Newton and Vassell have faced each other before – a submission victory by Newton in his last successful title defense in 2014. Vassell hadn’t lost in five years before losing two of three to Newton and Lawal, with only two of those wins going to a decision. I think the seemingly more athletic Vassell gets back on track against a tough fighter in Newton. Let’s just hope Newton doesn’t have sex right before the fight like he did against Davis, allegedly.
Winner: Vassell by unanimous decision
Kimbo Slice (5-2) vs. Dada 5000 (2-0) (Heavyweight – 225 lbs.)
This is the first fight on Bellator 149 that will give fans a taste of nostalgia. This fight will remind fans of the old slugfests in the pre-Zuffa UFC days, and maybe even a little bit of Pride memories to boot. Kimbo knocked out Ken Shamrock in his last fight and this fight against Dada 5000 is apparently the culmination of a longtime personal beef between the two.
Apparently, Dada assumed the mantle of “King of the Backyard Brawl” after Kimbo decided to give MMA a shot. Dada hasn’t officially fought a MMA fight since 2011, and those were in smaller local promotions in Florida. Kimbo has already been on the big stage, including the UFC. If this fight goes longer than a round, I’ll be shocked. I think Kimbo shows Dada 5000 that an imitation never stands up to an original.
Winner: Kimbo by knockout
Ken Shamrock (28-16-2) vs. Royce Gracie (14-2-3) (Catchweight)

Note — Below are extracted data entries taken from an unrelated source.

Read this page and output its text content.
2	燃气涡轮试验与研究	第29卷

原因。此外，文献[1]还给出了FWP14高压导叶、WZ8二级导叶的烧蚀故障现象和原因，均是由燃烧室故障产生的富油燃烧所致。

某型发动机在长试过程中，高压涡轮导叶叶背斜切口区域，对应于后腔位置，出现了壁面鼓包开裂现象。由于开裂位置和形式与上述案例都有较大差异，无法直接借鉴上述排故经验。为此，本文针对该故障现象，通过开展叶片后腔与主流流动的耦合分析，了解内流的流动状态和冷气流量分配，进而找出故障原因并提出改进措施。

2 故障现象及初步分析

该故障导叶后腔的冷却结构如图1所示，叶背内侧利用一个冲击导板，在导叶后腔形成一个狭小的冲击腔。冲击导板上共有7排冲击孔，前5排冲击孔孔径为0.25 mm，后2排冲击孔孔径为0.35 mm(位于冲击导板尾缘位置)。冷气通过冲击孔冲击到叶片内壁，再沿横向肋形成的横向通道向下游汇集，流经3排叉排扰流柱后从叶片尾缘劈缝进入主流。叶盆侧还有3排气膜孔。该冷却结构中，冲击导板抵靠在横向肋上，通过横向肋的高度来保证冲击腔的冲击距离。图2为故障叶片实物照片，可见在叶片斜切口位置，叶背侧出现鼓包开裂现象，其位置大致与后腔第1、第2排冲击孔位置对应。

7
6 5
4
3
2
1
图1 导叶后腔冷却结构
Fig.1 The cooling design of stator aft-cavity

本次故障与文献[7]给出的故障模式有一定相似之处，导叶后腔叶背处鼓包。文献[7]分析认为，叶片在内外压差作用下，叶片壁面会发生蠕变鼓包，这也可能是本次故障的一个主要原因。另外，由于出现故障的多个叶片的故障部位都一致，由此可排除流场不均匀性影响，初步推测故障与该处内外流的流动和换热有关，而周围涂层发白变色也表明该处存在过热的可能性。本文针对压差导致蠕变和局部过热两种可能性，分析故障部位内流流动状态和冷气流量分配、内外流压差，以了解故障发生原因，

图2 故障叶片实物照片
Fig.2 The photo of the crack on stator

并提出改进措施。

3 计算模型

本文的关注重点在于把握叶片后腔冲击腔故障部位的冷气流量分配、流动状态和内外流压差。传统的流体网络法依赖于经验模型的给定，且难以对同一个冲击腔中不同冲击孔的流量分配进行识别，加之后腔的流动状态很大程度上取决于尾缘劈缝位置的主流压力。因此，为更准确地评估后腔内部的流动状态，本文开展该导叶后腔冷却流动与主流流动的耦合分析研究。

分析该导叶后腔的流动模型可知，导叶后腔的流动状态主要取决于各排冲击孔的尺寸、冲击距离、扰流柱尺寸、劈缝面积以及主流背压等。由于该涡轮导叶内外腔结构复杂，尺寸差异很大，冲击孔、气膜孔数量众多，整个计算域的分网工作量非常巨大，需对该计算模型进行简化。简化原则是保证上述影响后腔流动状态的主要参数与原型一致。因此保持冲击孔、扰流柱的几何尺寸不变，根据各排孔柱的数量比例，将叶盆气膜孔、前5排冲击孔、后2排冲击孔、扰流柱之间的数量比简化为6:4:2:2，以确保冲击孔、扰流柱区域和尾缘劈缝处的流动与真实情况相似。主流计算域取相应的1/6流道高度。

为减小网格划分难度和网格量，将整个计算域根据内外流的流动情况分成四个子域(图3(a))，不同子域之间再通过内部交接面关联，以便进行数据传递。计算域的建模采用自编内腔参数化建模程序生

This grudge match between two of the pioneers of MMA has been a longtime coming, at least in Shamrock’s view. He’s been itching for a rematch with Gracie since their last meeting in 1995 – which was ruled a draw after 36 minutes (another example of MMA’s good ol’ days). Gracie submitted Shamrock in their very first meeting in 1993.
Gracie hasn’t competed since 2007, while Shamrock has won exactly two fights in the last 12 years. So needless to say, I don’t expect this to be a very compelling fight. Gracie’s bread and butter is Brazilian jiu-jitsu, so expect a lot of “lay and pray” here, frankly. However, Shamrock may have shown he still has a little bit left in the tank in his last fight against Kimbo Slice. Although Kimbo somehow miraculously escaped, Shamrock had him locked in a rear-naked choke for a good long while.
It’s possible that Gracie still has some tricks up his sleeve to get the best of his old rival one more time. But I like Shamrock to finally exorcise his Gracie family demons in a slow, plodding affair.